Automated text generation on the advance

Automated text generation is becoming increasingly common. From robot journalism to product descriptions, their use has become more and more ubiquitous. As demand continues to grow for individual online content, automated text generation is to become increasingly important.

ATG is becoming more enmeshed in our lives. For example, news portals are increasingly relying on robot journalism for their content, in the same way that online retailers are leaning more and more on automation for their product descriptions. Natural language generation software is already creating individualised reports such as annual reports, real estate documents, or fund reports.

The foundation for automated text generation has been the milestones reached in AI in recent years. Today, AI-based programs are able to simultaneously generate and provide natural-sounding content.

How does automatic text generation work?

The workings of ATG can be explained succinctly and needs no great prior knowledge.
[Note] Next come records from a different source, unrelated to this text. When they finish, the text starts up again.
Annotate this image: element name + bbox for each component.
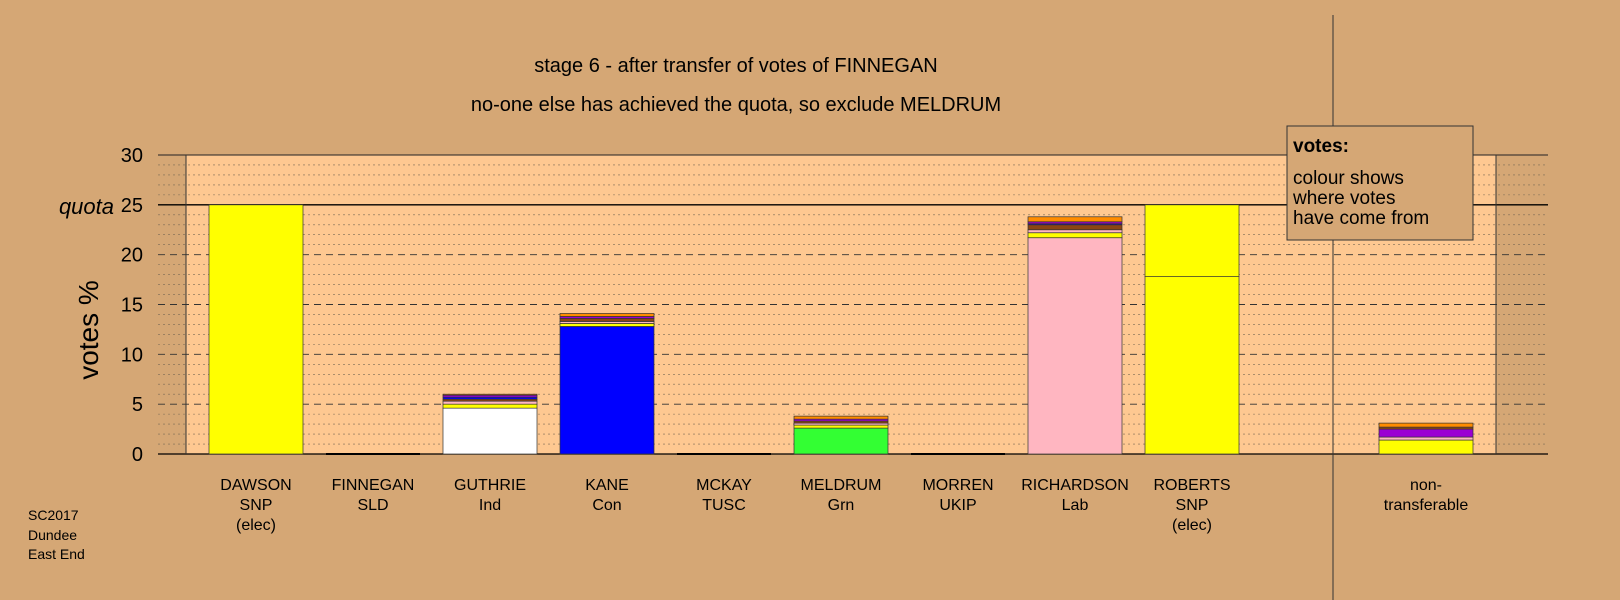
bar-segment bbox=[1027, 224, 1123, 231]
bar-segment bbox=[208, 204, 304, 455]
bar-segment bbox=[1378, 422, 1474, 428]
x-category-label: MELDRUM bbox=[801, 477, 882, 494]
x-category-label: SNP bbox=[240, 497, 273, 514]
y-tick-label: 0 bbox=[132, 444, 143, 466]
legend-line: where votes bbox=[1292, 188, 1395, 209]
bar-segment bbox=[793, 427, 889, 455]
bar-segment bbox=[793, 424, 889, 429]
x-category-label: FINNEGAN bbox=[332, 477, 415, 494]
bar-segment bbox=[1027, 229, 1123, 234]
bar-segment bbox=[559, 326, 655, 455]
bar-segment bbox=[442, 407, 538, 455]
y-tick-label: 5 bbox=[132, 394, 143, 416]
x-axis-labels: DAWSON SNP (elec) FINNEGAN SLD GUTHRIE Ind KANE… bbox=[220, 477, 1468, 534]
y-tick-label: 20 bbox=[121, 245, 143, 267]
bar-segment bbox=[1144, 276, 1240, 455]
x-category-label: Ind bbox=[479, 497, 501, 514]
chart-title: stage 6 - after transfer of votes of FIN… bbox=[534, 55, 938, 77]
bar-segment bbox=[1378, 428, 1474, 438]
bar-segment bbox=[442, 400, 538, 405]
quota-label: quota bbox=[59, 194, 114, 219]
x-category-label: GUTHRIE bbox=[454, 477, 526, 494]
legend-box: votes: colour shows where votes have com… bbox=[1286, 125, 1474, 241]
bar-meldrum bbox=[793, 415, 889, 455]
x-category-label: SLD bbox=[357, 497, 388, 514]
bar-segment bbox=[1378, 436, 1474, 441]
grid-lines bbox=[158, 154, 1548, 455]
legend-line: have come from bbox=[1293, 208, 1429, 229]
y-axis-tick-labels: 0 5 10 15 20 25 30 bbox=[121, 145, 143, 466]
x-category-label: transferable bbox=[1384, 497, 1469, 514]
x-category-label: Con bbox=[592, 497, 621, 514]
bar-segment bbox=[1144, 204, 1240, 277]
bars bbox=[208, 204, 1474, 455]
footer-label: SC2017 Dundee East End bbox=[28, 507, 85, 562]
bar-non bbox=[1378, 422, 1474, 455]
bar-kane bbox=[559, 313, 655, 455]
footer-line: SC2017 bbox=[28, 507, 79, 523]
x-category-label: Grn bbox=[828, 497, 855, 514]
x-category-label: KANE bbox=[585, 477, 629, 494]
bar-dawson bbox=[208, 204, 304, 455]
bar-segment bbox=[793, 415, 889, 420]
y-tick-label: 10 bbox=[121, 344, 143, 366]
x-category-label: ROBERTS bbox=[1153, 477, 1230, 494]
bar-segment bbox=[1027, 216, 1123, 223]
bar-roberts bbox=[1144, 204, 1240, 455]
y-tick-label: 30 bbox=[121, 145, 143, 167]
legend-line: colour shows bbox=[1293, 168, 1404, 189]
x-category-label: MCKAY bbox=[696, 477, 752, 494]
bar-segment bbox=[1027, 237, 1123, 455]
bar-segment bbox=[559, 313, 655, 317]
bar-segment bbox=[442, 403, 538, 409]
bar-guthrie bbox=[442, 393, 538, 455]
footer-line: Dundee bbox=[28, 527, 77, 543]
bar-segment bbox=[559, 318, 655, 322]
x-category-label: MORREN bbox=[922, 477, 993, 494]
x-category-label: TUSC bbox=[702, 497, 746, 514]
y-tick-label: 25 bbox=[121, 195, 143, 217]
x-category-label: Lab bbox=[1062, 497, 1089, 514]
bar-segment bbox=[559, 323, 655, 327]
y-tick-label: 15 bbox=[121, 295, 143, 317]
x-category-label: (elec) bbox=[236, 517, 276, 534]
x-category-label: (elec) bbox=[1172, 517, 1212, 534]
x-category-label: RICHARDSON bbox=[1021, 477, 1129, 494]
y-axis-label: votes % bbox=[73, 280, 104, 380]
bar-segment bbox=[442, 393, 538, 396]
x-category-label: DAWSON bbox=[220, 477, 291, 494]
legend-heading: votes: bbox=[1293, 136, 1349, 157]
footer-line: East End bbox=[28, 546, 85, 562]
bar-segment bbox=[1027, 232, 1123, 239]
bar-segment bbox=[1378, 439, 1474, 455]
x-category-label: SNP bbox=[1176, 497, 1209, 514]
x-category-label: non- bbox=[1410, 477, 1442, 494]
chart-subtitle: no-one else has achieved the quota, so e… bbox=[471, 94, 1001, 116]
bar-richardson bbox=[1027, 216, 1123, 455]
x-category-label: UKIP bbox=[939, 497, 976, 514]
In order to function, it first needs managed, structured data. This comes in tabular form. Using weather reports as an example, these will include values such as temperature, air pressure, precipitations, and locations. Stock market reports can include price or index fluctuations. Product descriptions are also automated and include values such as colour, size, and weight. For human readers, simple columns of numbers are not as readable as text.
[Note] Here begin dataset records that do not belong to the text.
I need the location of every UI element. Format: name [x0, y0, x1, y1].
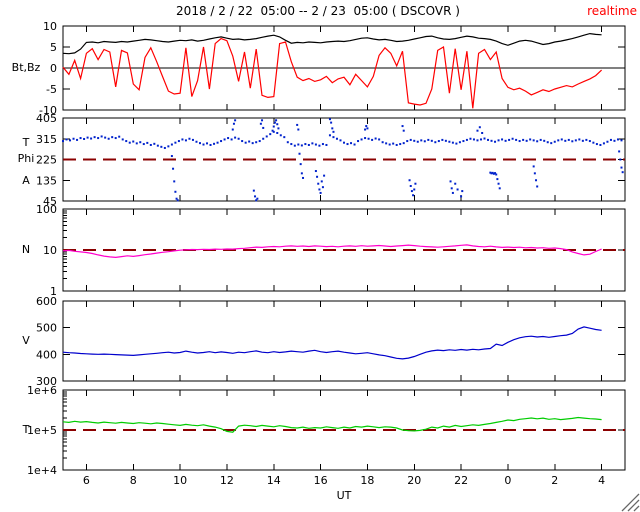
series-T-trace: [62, 416, 602, 433]
y-tick-label: 405: [36, 112, 57, 125]
x-axis-tick-labels: 6 8 10 12 14 16 18 20 22 0 2 4: [83, 474, 605, 487]
x-tick-label: 0: [504, 474, 511, 487]
y-tick-label: 315: [36, 133, 57, 146]
y-tick-label: 100: [36, 203, 57, 216]
y-tick-label: -10: [39, 104, 57, 117]
series-Bz-trace: [62, 37, 603, 109]
panel-t: 1e+6 1e+5 1e+4: [27, 384, 626, 477]
y-tick-label: 45: [43, 195, 57, 208]
y-tick-label: 1e+6: [27, 384, 57, 397]
ylabel-phi-line2: Phi: [17, 152, 35, 165]
x-tick-label: 10: [173, 474, 187, 487]
y-tick-label: 400: [36, 348, 57, 361]
y-tick-label: 5: [50, 41, 57, 54]
ylabel-density: N: [21, 243, 31, 256]
x-tick-label: 20: [407, 474, 421, 487]
realtime-badge: realtime: [587, 4, 637, 18]
x-tick-label: 14: [267, 474, 281, 487]
x-axis-label: UT: [336, 489, 352, 502]
series-phi-outlier-dots: [170, 118, 624, 202]
y-tick-label: 0: [50, 62, 57, 75]
y-tick-label: 1e+4: [27, 464, 57, 477]
panel-v: 600 500 400 300: [36, 295, 626, 388]
series-N-trace: [62, 244, 602, 259]
y-tick-label: 1e+5: [27, 424, 57, 437]
y-tick-label: 300: [36, 375, 57, 388]
plot-title: 2018 / 2 / 22 05:00 -- 2 / 23 05:00 ( DS…: [176, 4, 460, 18]
series-phi-dots: [62, 130, 623, 149]
resize-grip-icon[interactable]: [621, 493, 640, 512]
panel-phi: 405 315 225 135 45: [36, 112, 626, 208]
y-tick-label: -5: [46, 83, 57, 96]
ylabel-bt-bz: Bt,Bz: [11, 61, 41, 74]
series-Bt-trace: [62, 32, 602, 55]
y-tick-label: 10: [43, 244, 57, 257]
y-tick-label: 135: [36, 174, 57, 187]
y-tick-label: 10: [43, 20, 57, 33]
series-V-trace: [62, 326, 602, 360]
panel-bt-bz: 10 5 0 -5 -10: [39, 20, 626, 117]
x-tick-label: 22: [454, 474, 468, 487]
ylabel-velocity: V: [22, 334, 30, 347]
x-tick-label: 18: [360, 474, 374, 487]
y-tick-label: 500: [36, 322, 57, 335]
x-tick-label: 12: [220, 474, 234, 487]
x-tick-label: 8: [130, 474, 137, 487]
x-tick-label: 16: [314, 474, 328, 487]
ylabel-phi-line3: A: [22, 174, 30, 187]
x-tick-label: 2: [551, 474, 558, 487]
x-tick-label: 6: [83, 474, 90, 487]
y-tick-label: 1: [50, 285, 57, 298]
ylabel-phi-line1: T: [22, 136, 30, 149]
panel-n: 100 10 1: [36, 203, 626, 298]
x-tick-label: 4: [598, 474, 605, 487]
panel-axes: [62, 300, 626, 382]
y-tick-label: 225: [36, 154, 57, 167]
y-tick-label: 600: [36, 295, 57, 308]
ylabel-temperature: T: [22, 423, 30, 436]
NLG systems transform the data into text to improve the user experience. A program takes the data and sorts it into the relevant parts of an intelligent gap test. The templates for such text could be:

  • The maximum temperature in Berlin today will be [XX]° C.
  • During the night, temperatures will fall to [XX]° C.
  • Chances of rain are [XX] per cent.

If, in the examples above, the system has data on minimum and maximum temperature values, sentences one and two will be generated. The third sentence is only generated if there is data on precipitation probability.
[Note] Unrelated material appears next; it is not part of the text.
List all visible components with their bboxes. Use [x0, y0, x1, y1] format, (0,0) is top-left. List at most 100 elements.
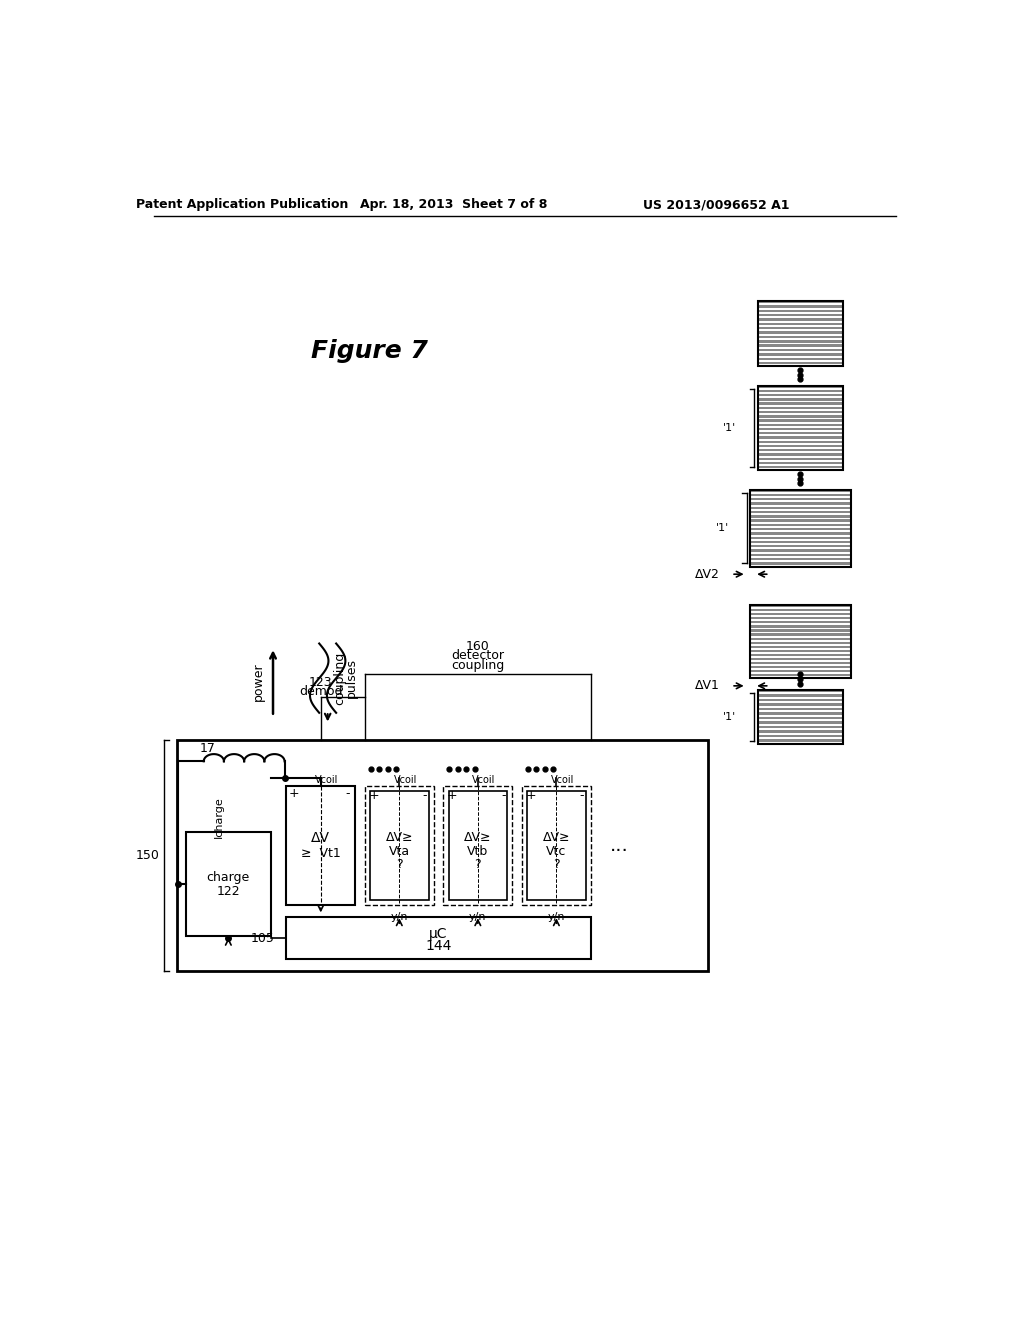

More-powerful NLG software goes beyond merely describing events.

Depending on the structure of the data and the stored sentence templates, complex tools are able to provide the user with interpretations of data in text form. These use cases are particularly interesting for analyses in the area of business intelligence.

The templates for text generation are not created by computers, independent of whichever project they are being used for. This input has to come from a human writer. This means that specialist linguistic data architects are needed to set up, maintain, and continue to work on NLG projects.

How automatic text generation can be applied

Automatically generated texts have already been encountered by almost every Internet user. The size of a portal does not matter for NLG applications.

Football reports, earthquake notifications, stock exchange news, weather, and traffic jam reports are established areas of application for automatic text generation. Especially interesting are computer-generated articles for regional media. In Great Britain, the first trials are taking place in which texts with local relevance are created from public data sources.

In terms of quality, there is hardly any difference between automatically generated articles and those written by human authors for certain types of robotic journalism. Tests with football match reports, for example, showed that readers rated the products of the ‘robot journalist’ as more natural than those of a ‘real’ editor.

ATG is also widely used in e-commerce. Because online shops continuously require large quantities of product descriptions, portal operators have discovered the efficiency of computer-aided text generation.